Contribution of Design Parameters of SiR Insulators to Their DC Pollution Flashover Performance

Compared to HVAC, the application experience of composite/polymer insulators in HVDC transmission lines is limited. However, the tendency to utilize them in HVDC transmission lines, where pollution flashover is a major problem, is growing due to their water-repellent feature. This trend demands understanding insulator flashover performance and recognizing key parameters in the design and dimensioning of insulators. This paper presents the measurement and analytical results for dc pollution flashover of silicon rubber insulators at extra heavy pollution conditions. Two approaches are employed to model flashover voltage gradient and quantify the contribution of salt deposit density, specific leakage distance, average diameter, shed spacing to shed depth ratio, and form factor to insulator pollution performance. Developing a nonlinear regression model, the effect of the mentioned parameters on pollution flashover is studied. Then, the artificial neural network (ANN) and randomization method are used to develop a model to interpret parameters contribution to pollution flashover, and the results are validated with those of the regression method.

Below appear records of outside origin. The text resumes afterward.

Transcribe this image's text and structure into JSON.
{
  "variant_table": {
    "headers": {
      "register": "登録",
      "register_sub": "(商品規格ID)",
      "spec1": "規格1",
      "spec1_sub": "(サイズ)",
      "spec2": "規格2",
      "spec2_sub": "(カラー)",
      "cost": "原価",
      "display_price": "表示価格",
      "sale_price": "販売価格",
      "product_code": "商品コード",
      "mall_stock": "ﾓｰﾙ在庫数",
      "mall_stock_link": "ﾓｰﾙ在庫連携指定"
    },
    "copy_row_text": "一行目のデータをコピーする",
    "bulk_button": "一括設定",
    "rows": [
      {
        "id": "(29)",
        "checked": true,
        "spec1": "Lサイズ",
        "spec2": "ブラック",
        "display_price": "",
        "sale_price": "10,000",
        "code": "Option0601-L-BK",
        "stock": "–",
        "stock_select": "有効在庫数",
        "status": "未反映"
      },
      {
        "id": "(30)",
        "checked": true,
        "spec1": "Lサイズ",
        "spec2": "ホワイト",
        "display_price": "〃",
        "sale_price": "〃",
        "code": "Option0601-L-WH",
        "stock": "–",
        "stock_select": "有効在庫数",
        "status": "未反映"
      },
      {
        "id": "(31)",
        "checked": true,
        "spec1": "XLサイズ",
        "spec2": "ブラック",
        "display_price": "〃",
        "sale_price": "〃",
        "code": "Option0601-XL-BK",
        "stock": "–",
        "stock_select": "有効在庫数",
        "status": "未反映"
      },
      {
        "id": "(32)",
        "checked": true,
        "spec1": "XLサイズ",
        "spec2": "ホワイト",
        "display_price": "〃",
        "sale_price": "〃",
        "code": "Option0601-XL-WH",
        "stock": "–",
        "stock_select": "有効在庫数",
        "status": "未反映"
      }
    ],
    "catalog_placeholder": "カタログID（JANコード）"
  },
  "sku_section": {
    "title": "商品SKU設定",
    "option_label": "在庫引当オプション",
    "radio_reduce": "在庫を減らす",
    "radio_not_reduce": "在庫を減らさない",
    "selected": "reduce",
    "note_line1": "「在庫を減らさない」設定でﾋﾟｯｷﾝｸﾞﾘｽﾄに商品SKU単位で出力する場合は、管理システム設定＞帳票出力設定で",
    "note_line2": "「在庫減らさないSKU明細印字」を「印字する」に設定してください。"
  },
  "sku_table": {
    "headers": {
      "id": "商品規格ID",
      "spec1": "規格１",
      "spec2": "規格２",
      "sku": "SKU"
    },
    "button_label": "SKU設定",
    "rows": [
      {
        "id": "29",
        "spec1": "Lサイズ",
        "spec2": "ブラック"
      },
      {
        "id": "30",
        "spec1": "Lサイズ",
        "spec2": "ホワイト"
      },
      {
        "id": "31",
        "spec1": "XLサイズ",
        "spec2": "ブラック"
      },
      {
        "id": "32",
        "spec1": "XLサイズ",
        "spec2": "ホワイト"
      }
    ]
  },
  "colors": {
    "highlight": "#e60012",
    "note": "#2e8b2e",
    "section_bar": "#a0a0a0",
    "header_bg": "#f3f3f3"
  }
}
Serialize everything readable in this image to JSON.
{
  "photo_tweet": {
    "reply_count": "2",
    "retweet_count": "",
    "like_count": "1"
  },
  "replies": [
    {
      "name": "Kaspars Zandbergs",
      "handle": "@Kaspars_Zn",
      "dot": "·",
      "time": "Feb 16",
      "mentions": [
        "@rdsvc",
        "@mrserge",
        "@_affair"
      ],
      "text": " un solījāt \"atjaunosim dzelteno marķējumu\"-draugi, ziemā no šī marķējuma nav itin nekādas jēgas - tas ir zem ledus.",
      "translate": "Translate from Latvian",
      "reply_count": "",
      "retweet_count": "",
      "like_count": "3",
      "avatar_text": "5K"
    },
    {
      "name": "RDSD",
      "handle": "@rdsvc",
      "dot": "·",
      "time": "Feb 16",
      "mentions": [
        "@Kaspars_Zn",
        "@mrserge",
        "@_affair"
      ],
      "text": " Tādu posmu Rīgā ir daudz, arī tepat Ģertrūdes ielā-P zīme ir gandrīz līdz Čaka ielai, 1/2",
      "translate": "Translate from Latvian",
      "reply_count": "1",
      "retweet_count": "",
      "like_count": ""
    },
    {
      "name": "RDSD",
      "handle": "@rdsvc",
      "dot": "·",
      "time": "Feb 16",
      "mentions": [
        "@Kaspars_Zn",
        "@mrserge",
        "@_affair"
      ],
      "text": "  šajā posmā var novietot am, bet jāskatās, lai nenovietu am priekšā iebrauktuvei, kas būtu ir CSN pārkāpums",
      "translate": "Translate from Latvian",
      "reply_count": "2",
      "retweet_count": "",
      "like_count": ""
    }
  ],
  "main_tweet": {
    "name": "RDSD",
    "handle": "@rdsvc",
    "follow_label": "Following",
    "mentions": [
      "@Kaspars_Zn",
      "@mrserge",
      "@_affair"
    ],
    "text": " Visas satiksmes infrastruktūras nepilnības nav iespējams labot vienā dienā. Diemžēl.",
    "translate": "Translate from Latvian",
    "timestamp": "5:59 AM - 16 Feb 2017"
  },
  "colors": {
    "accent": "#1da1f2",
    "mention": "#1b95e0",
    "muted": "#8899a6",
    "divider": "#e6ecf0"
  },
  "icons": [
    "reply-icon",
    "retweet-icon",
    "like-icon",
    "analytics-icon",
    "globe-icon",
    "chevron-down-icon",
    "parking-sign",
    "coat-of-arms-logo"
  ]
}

Finally, by applying an ANN-based randomization approach, a multi-input model is created to quantify the significance of different parameters in flashover voltage gradient. The model ranks specific leakage distance and average diameter, respectively, as the most and least important geometrical characteristics in pollution flashover performance of SiR insulators. The method and results can be a source of information to optimize the design and dimensioning of HVDC SiR insulators especially in severe pollution conditions.